Commerce et alliance militaire : la présence dans l’Arctique de la Russie et de la Chine

Si Moscou et Pékin démentent fermement toute volonté de s’emparer du Groenland, comme l’a affirmé Donald Trump, les puissances russes et chinoises considèrent bien l’Arctique comme une région stratégique pour leurs intérêts.
L’exploitation depuis les années 2010 par la Chine et la Russie de la Route maritime du Nord, avec l’augmentation du réchauffement climatique, est une réalité, de même que le renforcement des capacités militaires russes dans l’Arctique.
Voici un aperçu des principales directions de développement de la présence russo-chinoise dans cette région.
Route maritime du Nord
La Russie juge l’Arctique essentiel à l’essor de ses échanges avec l’Asie, notamment pour contrebalancer les effets des sanctions occidentales sur ses hydrocarbures imposées après son assaut contre l’Ukraine en 2022.
Moscou entend développer au maximum la navigation sur la « Route maritime du Nord », qui est désormais plus facilement navigable du fait de la fonte des glaces entraînée par les changements climatiques.
Cette route, qui longe les côtes arctiques de la Russie et se trouve loin du Groenland, doit permettre d’augmenter le transport d’hydrocarbures russes vers l’Asie du Sud-Est en reliant les océans Atlantique, Pacifique et Arctique.
Pour cela, la Russie est le seul constructeur et opérateur de brise-glaces nucléaires du monde, des navires capables de balayer les obstacles de glace rencontrés dans les eaux et d’ouvrir la voie aux cargos.
Quelques mois après le début de l’assaut en Ukraine, les autorités russes ont à nouveau signifié leur volonté de développer cette route en validant un plan d’investissements d’environ 20 milliards d’euros jusqu’en 2035.
Pour l’heure, le commerce via cette voie reste toutefois cher et complexe. Et son volume est loin des centaines de millions de tonnes de marchandises transitant chaque année par le canal de Suez.
En 2025, 37 millions de tonnes de marchandises ont été transportées par la Route maritime du Nord, soit une baisse de 2,3 % sur un an, selon des données fournies par l’agence Ria Novosti sur la base de statistiques officielles.

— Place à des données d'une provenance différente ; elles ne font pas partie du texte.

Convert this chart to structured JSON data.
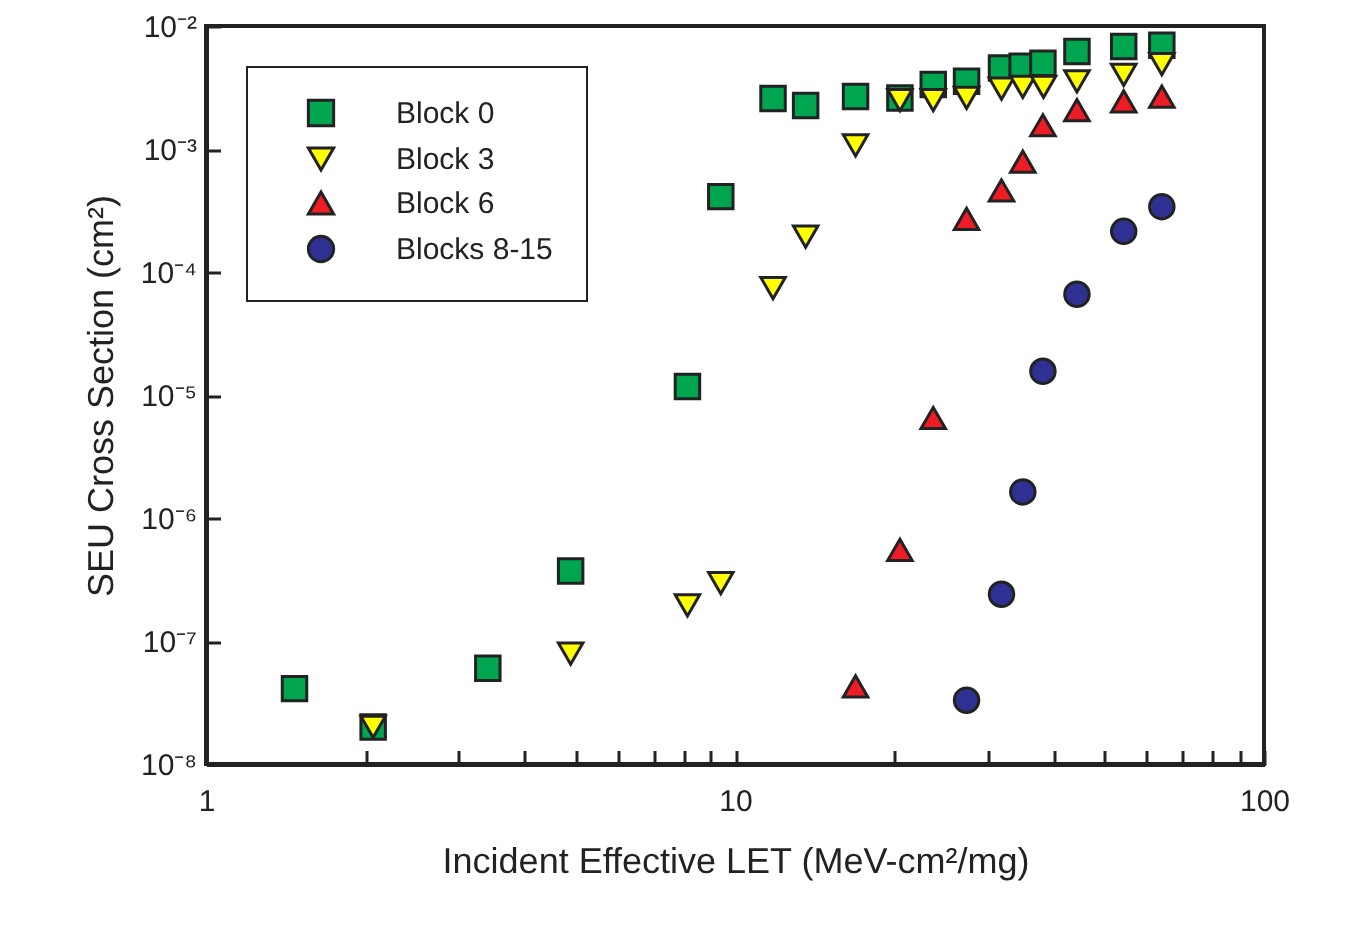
{
  "chart_data": {
    "type": "scatter",
    "xlabel": "Incident Effective LET (MeV-cm²/mg)",
    "ylabel": "SEU Cross Section (cm²)",
    "log": "xy",
    "grid": false,
    "legend": "top left",
    "xlim": [
      1,
      100
    ],
    "xticks": [
      1,
      {
        "value": 2,
        "label": null
      },
      {
        "value": 3,
        "label": null
      },
      {
        "value": 4,
        "label": null
      },
      {
        "value": 5,
        "label": null
      },
      {
        "value": 6,
        "label": null
      },
      {
        "value": 7,
        "label": null
      },
      {
        "value": 8,
        "label": null
      },
      {
        "value": 9,
        "label": null
      },
      10,
      {
        "value": 20,
        "label": null
      },
      {
        "value": 30,
        "label": null
      },
      {
        "value": 40,
        "label": null
      },
      {
        "value": 50,
        "label": null
      },
      {
        "value": 60,
        "label": null
      },
      {
        "value": 70,
        "label": null
      },
      {
        "value": 80,
        "label": null
      },
      {
        "value": 90,
        "label": null
      },
      100
    ],
    "ylim": [
      1e-08,
      0.01
    ],
    "yticks": [
      {
        "value": 1e-08,
        "label": "10⁻⁸"
      },
      {
        "value": 1e-07,
        "label": "10⁻⁷"
      },
      {
        "value": 1e-06,
        "label": "10⁻⁶"
      },
      {
        "value": 1e-05,
        "label": "10⁻⁵"
      },
      {
        "value": 0.0001,
        "label": "10⁻⁴"
      },
      {
        "value": 0.001,
        "label": "10⁻³"
      },
      {
        "value": 0.01,
        "label": "10⁻²"
      }
    ],
    "series": [
      {
        "name": "Block 0",
        "color": "#00a550",
        "marker": "square",
        "x": [
          1.47,
          2.07,
          3.41,
          4.89,
          8.13,
          9.4,
          11.8,
          13.6,
          16.9,
          20.5,
          23.7,
          27.4,
          31.9,
          34.9,
          38.2,
          44.3,
          54.3,
          64.1
        ],
        "values": [
          4.1e-08,
          2e-08,
          6e-08,
          3.7e-07,
          1.17e-05,
          0.00041,
          0.00257,
          0.00226,
          0.00267,
          0.0026,
          0.00334,
          0.00355,
          0.00456,
          0.0047,
          0.00497,
          0.0062,
          0.0068,
          0.00696
        ]
      },
      {
        "name": "Block 3",
        "color": "#ffff00",
        "marker": "triangle-down",
        "x": [
          2.07,
          4.89,
          8.13,
          9.4,
          11.8,
          13.6,
          16.9,
          20.5,
          23.7,
          27.4,
          31.9,
          35,
          38.3,
          44.3,
          54.3,
          64.1
        ],
        "values": [
          2e-08,
          7.9e-08,
          1.95e-07,
          2.95e-07,
          7.4e-05,
          0.000194,
          0.00107,
          0.0025,
          0.0025,
          0.0026,
          0.0031,
          0.0032,
          0.0032,
          0.00355,
          0.004,
          0.0049
        ]
      },
      {
        "name": "Block 6",
        "color": "#ee1c24",
        "marker": "triangle",
        "x": [
          16.9,
          20.5,
          23.7,
          27.4,
          31.9,
          35,
          38.2,
          44.3,
          54.3,
          64.1
        ],
        "values": [
          4.27e-08,
          5.5e-07,
          6.5e-06,
          0.00027,
          0.00046,
          0.00079,
          0.00156,
          0.00207,
          0.00244,
          0.00267
        ]
      },
      {
        "name": "Blocks 8-15",
        "color": "#2e3192",
        "marker": "circle",
        "x": [
          27.4,
          31.9,
          35,
          38.2,
          44.3,
          54.3,
          64.1
        ],
        "values": [
          3.3e-08,
          2.4e-07,
          1.63e-06,
          1.56e-05,
          6.6e-05,
          0.000214,
          0.00034
        ]
      }
    ]
  }
}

De son côté, la Chine a lancé en 2018 son projet de Route de la soie polaire, déclinaison arctique de son initiative transnationale d’infrastructures. Elle ambitionne de devenir une « grande puissance polaire » d’ici à 2030.
Elle a établi des stations de recherche scientifique en Islande et en Norvège. Des entreprises chinoises ont investi dans des projets, tels que le gaz naturel liquéfié russe et une ligne de chemin de fer suédoise.
Renforcement des capacités militaires
Sur le plan militaire, la zone arctique est aussi une priorité stratégique pour Moscou.
« La Russie n’a jamais menacé personne dans l’Arctique. Mais nous suivons de près l’évolution de la situation […] en renforçant les capacités de combat des forces armées et en modernisant les infrastructures militaires », a déclaré Vladimir Poutine en mars 2025.
En 2021, Moscou avait annoncé avoir construit une piste de 3,5 km pouvant accueillir tous les types d’avions, dont des bombardiers porteurs d’armes nucléaires, sur l’archipel François-Joseph, à l’Extrême-Nord de la Russie.
En 2019, l’armée russe avait également affirmé avoir déployé des batteries antiaériennes de dernière génération S-400 dans l’Arctique, et ouvert une nouvelle base radar sur l’archipel de Nouvelle-Zemble.
En septembre 2025, la flotte russe du Nord, responsable de l’Arctique, a mené de nouveaux exercices militaires avec des débarquements de troupes, ainsi que des tirs de navires et de sous-marins nucléaires.
Dans l’Arctique, la présence militaire chinoise, certes modeste, s’est accrue en collaboration avec la Russie depuis 2022. Des bombardiers russes et chinois ont par exemple mené en 2024 une patrouille commune à la jonction entre les continents asiatique et américain, non loin de l’État américain de l’Alaska.
La Chine opère également quelques brise-glaces équipés de mini sous-marins de haute mer, capables de cartographier les fonds, des repérages possiblement utiles à des fins militaires. Elle opère aussi des satellites d’observation de l’Arctique. Pékin assure que ses visées sont scientifiques.